Few-shot for output format control

One of the most reliable uses of few-shot prompting is establishing complex output formats. Rather than describing your desired JSON schema in prose (which often leads to inconsistent output), show examples of exactly what you want:

Extract structured data from customer feedback. Return JSON.

Example 1:
Feedback: "Shipping was super fast but the box was damaged. Product inside was fine though."
Output: {
  "shipping_speed": "positive",
  "packaging": "negative",
  "product_quality": "positive",
  "overall_sentiment": "mixed"
}

Example 2:
Feedback: "Love it! Perfect for my needs. Will recommend."
Output: {
  "shipping_speed": null,
  "packaging": null,
  "product_quality": "positive",
  "overall_sentiment": "positive"
}

Now extract from:
Feedback: "Arrived in 2 days which was great. The color was slightly off from the photos."

The model learns the exact schema from examples — including how to handle fields where information isn’t present (null, not an empty string or “unknown”).

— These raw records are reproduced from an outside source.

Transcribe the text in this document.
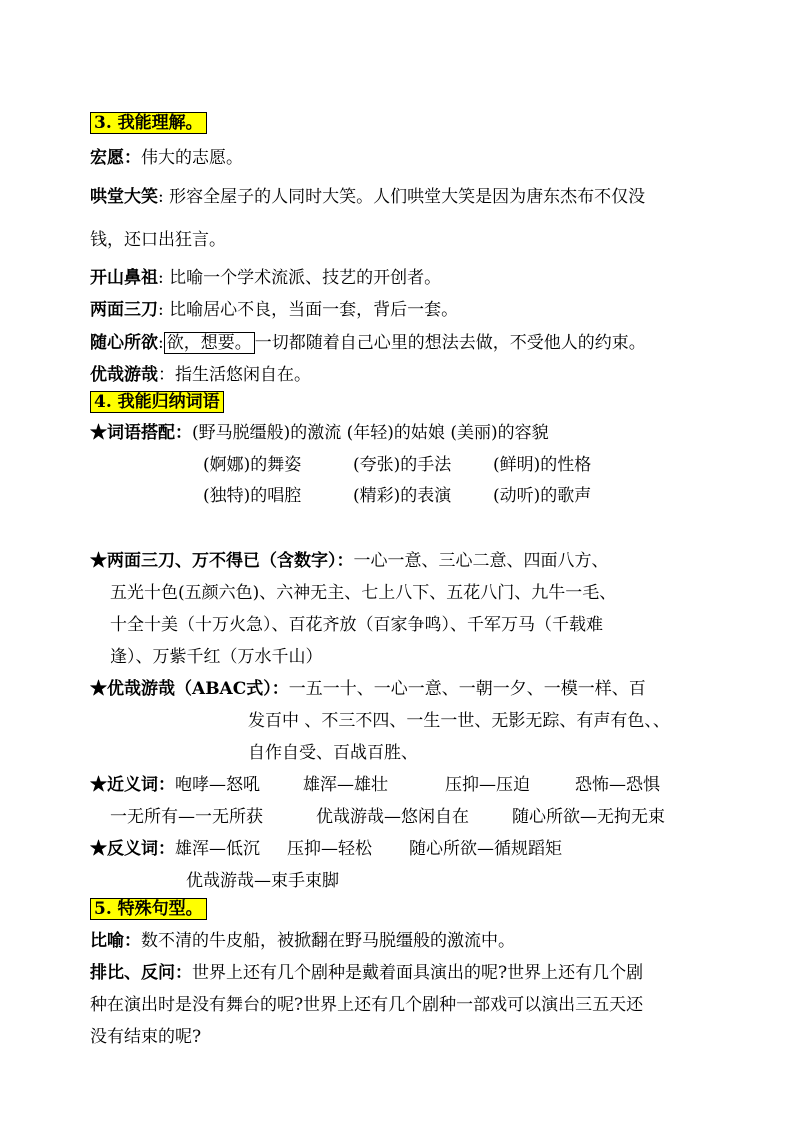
3. 我能理解。
宏愿：伟大的志愿。
哄堂大笑: 形容全屋子的人同时大笑。人们哄堂大笑是因为唐东杰布不仅没
钱，还口出狂言。
开山鼻祖: 比喻一个学术流派、技艺的开创者。
两面三刀: 比喻居心不良，当面一套，背后一套。
随心所欲: 欲，想要。 一切都随着自己心里的想法去做，不受他人的约束。
优哉游哉：指生活悠闲自在。
4. 我能归纳词语
★词语搭配：(野马脱缰般)的激流 (年轻)的姑娘 (美丽)的容貌
(婀娜)的舞姿	(夸张)的手法 (鲜明)的性格
(独特)的唱腔	(精彩)的表演 (动听)的歌声
★两面三刀、万不得已（含数字）：一心一意、三心二意、四面八方、
五光十色(五颜六色)、六神无主、七上八下、五花八门、九牛一毛、
十全十美（十万火急）、百花齐放（百家争鸣）、千军万马（千载难
逢）、万紫千红（万水千山）
★优哉游哉（ABAC式）：一五一十、一心一意、一朝一夕、一模一样、百
发百中 、不三不四、一生一世、无影无踪、有声有色、、
自作自受、百战百胜、
★近义词：咆哮—怒吼	雄浑—雄壮	压抑—压迫	恐怖—恐惧
一无所有—一无所获	优哉游哉—悠闲自在	随心所欲—无拘无束
★反义词：雄浑—低沉 压抑—轻松 随心所欲—循规蹈矩
优哉游哉—束手束脚
5. 特殊句型。
比喻：数不清的牛皮船，被掀翻在野马脱缰般的激流中。
排比、反问：世界上还有几个剧种是戴着面具演出的呢?世界上还有几个剧
种在演出时是没有舞台的呢?世界上还有几个剧种一部戏可以演出三五天还
没有结束的呢?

This is more reliable than a prose description.

When few-shot isn’t the answer

Few-shot prompting doesn’t help when:

The model fundamentally lacks the knowledge. Examples can’t teach a model facts it wasn’t trained on. Use RAG for knowledge injection.
The task requires specific tool capabilities (browsing, calculation). Examples of reasoning don’t substitute for actual tools.
You have 500+ labeled examples. At that scale, fine-tuning is worth evaluating — it’s more efficient and can produce better results than cramming examples into every prompt.
You need very long context. Many examples consume significant context budget. On very long inputs, you may need to choose between context length and examples.

Combining few-shot with other techniques

Few-shot works well in combination:

Few-shot + system prompt: Use the system prompt for persona and constraints; use few-shot examples for task pattern
Few-shot + chain-of-thought: Show reasoning in examples for complex tasks
Few-shot + output format enforcement: Use structured outputs API on top of examples for maximum format reliability
Few-shot + dynamic retrieval: Select examples per query based on semantic similarity

The combination of a clear system prompt + 5-10 carefully chosen examples + structured output constraints is one of the most reliable patterns for production LLM tasks. It covers instruction, demonstration, and format enforcement — addressing the three main ways prompt outputs go wrong.